The L.A. Times’ May 19 headline reported that “Armies of 5 Arab Nations Believed on War Footing.” And Cairo Radio declared May 17 that “all Egypt is now prepared to plunge into total war which will put an end to Israel.”
By June 4, after weeks of feverish diplomacy at the U.N. failed, Israel’s reserves were on full alert, bringing the economy to a standstill. Arab armies, just a few miles from major Israeli population centers, were amassed on Israel’s borders in the Sinai, Golan Heights, the West Bank overlooking Tel Aviv and in East Jerusalem. The Arab armies had 680 combat aircraft to Israel’s 286; some 2,300 tanks to Israel’s 1,000; and 328,000 regular troops to Israel’s 250,000, most of them reserves.
Taking Arab leaders’ threats of destruction seriously, with Jordan joining a mutual defense treaty with Egypt and allowing thousands of Iraqi soldiers to mass on its territory, Israel took the initiative by attacking and destroying Egypt’s air force.
Syria, which for years used the Golan Heights to fire artillery down upon hapless Israeli kibbutzes, fired artillery onto northern Israel. Jordan shelled Tel Aviv’s suburbs from West Bank positions and rained thousands of shells on West Jerusalem’s civilian neighborhoods. Jordanian warplanes attacked central Israeli towns.
Six days later Israel was in control of the Sinai, Golan Heights, Gaza Strip and, perhaps most symbolic for Jewish history, the West Bank and East Jerusalem.
One significant outcome was bringing the whole land of Israel under the control of the state of Israel. For 2,000 years, Jews prayed for a return to Jerusalem, Bethlehem, Beth El, Hebron or Shiloh — all located on the West Bank — and now they were back.
But here is where 2,000 years of yearning clashed with hard modern reality in the form of the West Bank’s majority Palestinian population.
Yossi Klein Halevi recently wrote that this modern-day Jewish return “opened up an impossible dilemma for the Jewish people. That dilemma was, how do we remain faithful to the Jewish historical experience of return to the land, and at the same time, how do we remain faithful to the expectation of Jewish history that we do so in a just way? And that is an issue we have not yet resolved.”
Yet it is this dilemma that most Israelis overwhelmingly want to resolve, having elected governments prepared to recognize and agree to a Palestinian state on contiguous territory in exchange for genuine peace and security.
Israeli Prime Minister Ehud Barak was prepared to cede 95 percent of the West Bank, Jerusalem’s Palestinian neighborhoods and all of Gaza to a Palestinian state.
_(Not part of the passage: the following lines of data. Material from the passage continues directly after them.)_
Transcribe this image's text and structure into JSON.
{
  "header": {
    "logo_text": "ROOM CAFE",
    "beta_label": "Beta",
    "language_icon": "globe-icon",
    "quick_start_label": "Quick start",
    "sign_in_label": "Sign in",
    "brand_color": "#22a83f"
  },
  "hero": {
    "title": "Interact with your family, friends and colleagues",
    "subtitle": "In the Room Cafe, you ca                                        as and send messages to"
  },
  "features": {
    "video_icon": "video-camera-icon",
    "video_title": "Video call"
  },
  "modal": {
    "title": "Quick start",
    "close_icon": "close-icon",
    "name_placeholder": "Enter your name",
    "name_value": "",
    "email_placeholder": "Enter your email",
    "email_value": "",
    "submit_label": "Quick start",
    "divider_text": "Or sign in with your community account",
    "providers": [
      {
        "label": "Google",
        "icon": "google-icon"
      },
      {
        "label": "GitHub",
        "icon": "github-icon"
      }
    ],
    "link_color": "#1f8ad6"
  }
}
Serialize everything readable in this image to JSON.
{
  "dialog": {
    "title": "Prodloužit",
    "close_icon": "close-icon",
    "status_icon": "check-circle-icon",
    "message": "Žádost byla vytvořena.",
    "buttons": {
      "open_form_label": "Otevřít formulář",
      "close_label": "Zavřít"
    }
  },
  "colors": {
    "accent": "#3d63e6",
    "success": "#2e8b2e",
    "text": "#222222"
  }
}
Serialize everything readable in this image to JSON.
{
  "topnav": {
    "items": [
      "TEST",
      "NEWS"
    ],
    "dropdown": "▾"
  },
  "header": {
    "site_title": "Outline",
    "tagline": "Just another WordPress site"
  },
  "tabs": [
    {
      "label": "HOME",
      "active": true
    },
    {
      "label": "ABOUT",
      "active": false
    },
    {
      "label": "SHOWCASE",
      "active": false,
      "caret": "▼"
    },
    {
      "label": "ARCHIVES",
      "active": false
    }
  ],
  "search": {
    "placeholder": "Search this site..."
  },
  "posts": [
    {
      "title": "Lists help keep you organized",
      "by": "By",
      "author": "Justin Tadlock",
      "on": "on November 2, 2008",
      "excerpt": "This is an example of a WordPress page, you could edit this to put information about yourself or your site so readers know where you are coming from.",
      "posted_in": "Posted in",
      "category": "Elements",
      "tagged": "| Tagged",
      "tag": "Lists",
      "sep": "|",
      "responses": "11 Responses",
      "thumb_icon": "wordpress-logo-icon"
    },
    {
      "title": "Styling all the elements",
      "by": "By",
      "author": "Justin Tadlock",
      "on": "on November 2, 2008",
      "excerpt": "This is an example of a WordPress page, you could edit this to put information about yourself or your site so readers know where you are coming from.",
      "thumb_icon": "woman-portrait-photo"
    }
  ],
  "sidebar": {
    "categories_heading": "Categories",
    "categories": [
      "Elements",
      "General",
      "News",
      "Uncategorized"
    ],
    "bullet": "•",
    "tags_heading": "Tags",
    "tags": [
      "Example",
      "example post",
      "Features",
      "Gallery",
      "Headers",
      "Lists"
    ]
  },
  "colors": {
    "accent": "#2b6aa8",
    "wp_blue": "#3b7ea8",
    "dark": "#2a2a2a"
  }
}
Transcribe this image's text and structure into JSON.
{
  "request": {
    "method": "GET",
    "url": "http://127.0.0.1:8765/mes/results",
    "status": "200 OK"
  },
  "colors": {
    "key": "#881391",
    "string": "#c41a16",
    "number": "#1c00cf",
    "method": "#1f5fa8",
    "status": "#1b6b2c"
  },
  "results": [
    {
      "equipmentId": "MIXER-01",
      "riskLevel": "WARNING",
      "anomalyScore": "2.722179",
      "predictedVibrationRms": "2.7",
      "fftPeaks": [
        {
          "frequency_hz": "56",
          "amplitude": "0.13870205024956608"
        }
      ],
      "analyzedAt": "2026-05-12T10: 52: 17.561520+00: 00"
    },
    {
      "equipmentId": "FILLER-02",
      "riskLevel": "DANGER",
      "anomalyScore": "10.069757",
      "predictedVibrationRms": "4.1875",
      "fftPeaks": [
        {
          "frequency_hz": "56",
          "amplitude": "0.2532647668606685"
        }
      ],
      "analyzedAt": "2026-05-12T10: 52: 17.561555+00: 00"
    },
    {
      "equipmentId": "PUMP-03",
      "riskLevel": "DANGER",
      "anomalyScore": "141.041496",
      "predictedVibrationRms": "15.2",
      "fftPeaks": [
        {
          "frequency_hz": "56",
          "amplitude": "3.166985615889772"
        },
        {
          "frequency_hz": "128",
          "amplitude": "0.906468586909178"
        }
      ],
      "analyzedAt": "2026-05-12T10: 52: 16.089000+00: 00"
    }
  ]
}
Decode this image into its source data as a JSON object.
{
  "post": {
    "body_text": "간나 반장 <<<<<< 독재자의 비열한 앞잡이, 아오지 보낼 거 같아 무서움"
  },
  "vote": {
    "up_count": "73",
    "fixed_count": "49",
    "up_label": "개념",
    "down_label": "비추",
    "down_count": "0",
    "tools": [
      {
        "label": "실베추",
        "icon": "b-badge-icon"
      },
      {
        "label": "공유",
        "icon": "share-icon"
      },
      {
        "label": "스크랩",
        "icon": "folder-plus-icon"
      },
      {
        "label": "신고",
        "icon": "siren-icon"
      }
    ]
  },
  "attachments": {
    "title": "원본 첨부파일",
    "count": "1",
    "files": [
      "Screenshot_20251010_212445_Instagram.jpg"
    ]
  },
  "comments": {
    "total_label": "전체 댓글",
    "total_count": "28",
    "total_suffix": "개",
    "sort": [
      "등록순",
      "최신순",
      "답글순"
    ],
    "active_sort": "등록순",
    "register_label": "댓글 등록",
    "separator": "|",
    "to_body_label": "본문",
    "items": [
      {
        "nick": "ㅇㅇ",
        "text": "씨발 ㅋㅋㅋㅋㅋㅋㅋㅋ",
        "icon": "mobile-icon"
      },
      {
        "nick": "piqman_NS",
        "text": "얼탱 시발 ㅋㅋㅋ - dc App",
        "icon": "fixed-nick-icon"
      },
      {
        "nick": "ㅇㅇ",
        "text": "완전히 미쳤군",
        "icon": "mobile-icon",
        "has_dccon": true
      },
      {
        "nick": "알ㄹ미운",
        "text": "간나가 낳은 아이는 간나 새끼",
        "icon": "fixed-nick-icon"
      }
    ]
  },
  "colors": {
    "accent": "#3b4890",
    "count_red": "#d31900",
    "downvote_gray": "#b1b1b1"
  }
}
Prime Minister Ariel Sharon also concluded that the two-state solution is the way to peace. And his successor, Prime Minister Ehud Olmert, continues this policy.
Israel has returned more than 93 percent of the territory it won in 1967: the entire Sinai and the Gaza Strip. In total, some 43 settlements have been taken down.
But the Hamas-led Palestinian Authority does not want to commit itself to make peace with Israel, and its prime minister refuses to make a statement to this effect. Instead of providing for their people’s needs, Hamas uses Gaza as a giant arms depot, launching hundreds of rockets into Israel. Continued conflict with Israel, deadly Palestinian infighting and ongoing internal chaos is the legacy of Hamas’ irredentist and warmongering policies.
Forty years ago, Israel achieved a swift and astonishing victory that transformed Israel’s landscape, and American Jews’ pride in Israel surged. Though Israel has been unable to find a Palestinian peace partner and continues to face daily assaults by Hamas, our sense of pride should remain as strong as ever.
On this anniversary it is worth taking stock of how much Israel has accomplished despite the continuing threats it faced even following the Six-Day War — and how much its people continue to yearn for peace even while facing daily threats.
Yitzhak Santis is director of the Middle East Project of the San Francisco-based Jewish Community Relations Council.